Egypt’s military rulers have said they are committed to handing over power to a civilian administration on July 1.
The announcement on Thursday came a day after 11 people died in an attack on an anti-military protest outside the defence ministry in Cairo.
Major General Mohammed al-Assar, a senior official in the Supreme Council of the Armed Forces (SCAF), also guranteed that presidential election scheduled for May 23-24 will be fair.
“We are committed to fair elections […] We don’t have any [favoured] candidates. All the candidates are respectable Egyptians,” Assar told a news conference.
He said that the country’s election commission had invited 45 foreign observers to monitor the election, and that diplomats at embassies in the country had also been invited to send delegates to observe the poll.
Assar’s comments appear to address charges by politicians that the military plans to use the clashes as a pretext to ignore the July 1 deadline.
The military council took over after authoritarian leader Hosni Mubarak was ousted in a popular uprising last year.
Assar, an aide to the defence minister, said the security forces had intervened “positively” to stop the bloodshed and to ensure stability.
“Egypt is in danger… Everyone must realise this danger,” he said.
“I propose an initiative to all political parties and religious leaders to go to Abbassiya and try to persuade the youths to leave Abbassiya,” he said referring to the Cairo district in which Wednesday’s clashes occurred.
“Go to Tahrir Square… to stay away from the defence ministry because we dont want to use any violence against our youths,” he added.
General Mokhtar al-Mulla, a member of SCAF, warned protesters that they should not attempt to approach the defence ministry, after activists called for fresh demonstrations there on Friday following deadly clashes at the site.
“The responsibility, the duty, the law and the right to self-defence, as well as the honour of the military obligates members of the armed forces to defend the defence ministry and its military installations because they are a
symbol of military honour and the stature of the nation,” General Mulla said on Thursday.
“If anyone approaches its [installations], they should hold themselves responsible,” he told reporters.
Cairo’s Tahrir Square was the epicentre of the massive protest movement that eventually forced Mubarak to hand over power to the military, led by Field Marshal Hussein Tantawi.
Al Jazeera’s Rawya Rageh, reporting from Cairo said: “The military council did not outright apologise for [the deaths of the 11 protesters] yesterday.
“They did, however, express sorrow over the loss of lives, saying Egyptian blood is very precious and should not be shed except in defending the nation.”
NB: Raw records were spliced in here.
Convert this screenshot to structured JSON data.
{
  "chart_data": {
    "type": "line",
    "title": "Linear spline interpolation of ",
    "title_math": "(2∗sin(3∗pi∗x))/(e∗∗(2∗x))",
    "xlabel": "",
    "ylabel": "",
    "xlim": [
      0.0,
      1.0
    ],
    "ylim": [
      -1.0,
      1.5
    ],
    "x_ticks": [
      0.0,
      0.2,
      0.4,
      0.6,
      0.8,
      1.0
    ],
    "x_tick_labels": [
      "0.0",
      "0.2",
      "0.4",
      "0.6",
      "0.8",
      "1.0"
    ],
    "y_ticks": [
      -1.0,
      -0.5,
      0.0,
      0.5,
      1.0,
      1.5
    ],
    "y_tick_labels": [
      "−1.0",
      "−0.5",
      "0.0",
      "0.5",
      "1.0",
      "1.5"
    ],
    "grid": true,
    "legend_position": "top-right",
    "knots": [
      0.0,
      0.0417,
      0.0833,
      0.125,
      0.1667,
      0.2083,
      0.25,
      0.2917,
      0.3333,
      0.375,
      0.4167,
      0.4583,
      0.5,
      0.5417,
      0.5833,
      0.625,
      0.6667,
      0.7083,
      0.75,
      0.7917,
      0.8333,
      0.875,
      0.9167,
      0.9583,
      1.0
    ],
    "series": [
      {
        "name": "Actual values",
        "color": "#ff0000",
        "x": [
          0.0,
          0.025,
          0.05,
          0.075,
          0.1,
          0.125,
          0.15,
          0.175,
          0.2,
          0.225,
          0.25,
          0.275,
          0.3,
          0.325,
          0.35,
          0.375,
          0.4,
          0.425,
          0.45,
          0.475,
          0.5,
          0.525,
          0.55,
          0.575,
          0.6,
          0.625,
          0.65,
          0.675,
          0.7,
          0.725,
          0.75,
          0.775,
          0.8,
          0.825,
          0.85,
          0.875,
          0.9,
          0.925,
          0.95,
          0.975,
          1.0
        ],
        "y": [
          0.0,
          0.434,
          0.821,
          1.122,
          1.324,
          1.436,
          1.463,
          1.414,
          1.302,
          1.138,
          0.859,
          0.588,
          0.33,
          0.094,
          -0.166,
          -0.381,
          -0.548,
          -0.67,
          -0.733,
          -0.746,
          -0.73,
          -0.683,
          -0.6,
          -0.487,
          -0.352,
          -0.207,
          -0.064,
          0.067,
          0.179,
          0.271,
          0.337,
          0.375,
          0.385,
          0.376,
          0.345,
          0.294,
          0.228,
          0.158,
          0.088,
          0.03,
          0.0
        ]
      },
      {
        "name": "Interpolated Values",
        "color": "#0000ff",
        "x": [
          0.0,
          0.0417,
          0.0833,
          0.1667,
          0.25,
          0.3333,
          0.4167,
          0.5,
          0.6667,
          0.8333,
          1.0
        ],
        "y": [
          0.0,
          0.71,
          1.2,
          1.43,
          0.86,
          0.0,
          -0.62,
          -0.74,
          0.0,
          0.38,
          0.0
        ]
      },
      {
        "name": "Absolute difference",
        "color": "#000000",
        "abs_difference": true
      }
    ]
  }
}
Around 1,000 protesters have been camped outside the defense ministry for days, demanding an end to military rule. Most are supporters of disqualified presidential candidate Hazem Salah Abu Ismail, an ultraconservative, barred from running because his late mother held dual Egyptian-US citizenship, making him ineligible under election laws.
Al Jazeera’s Steve Chao, also reporting from Cairo, said that there was “a great deal of scepticism that the military is prepared to hand over power to a civilian” among protesters gathered at the defence ministry, and that they plan to gather en masse on Friday to continue their protest.
The presidential election scheduled for May 23 and 24 could be followed by a run-off, if required, on June 16 and 17.
“We have said and repeated since November 2011 that the Supreme Council is committed to handing over power before June 30, 2012. And today we say it again clearly and frankly: the SCAF is committed to handing over power by June 30, 2012 and even before,” said Assar.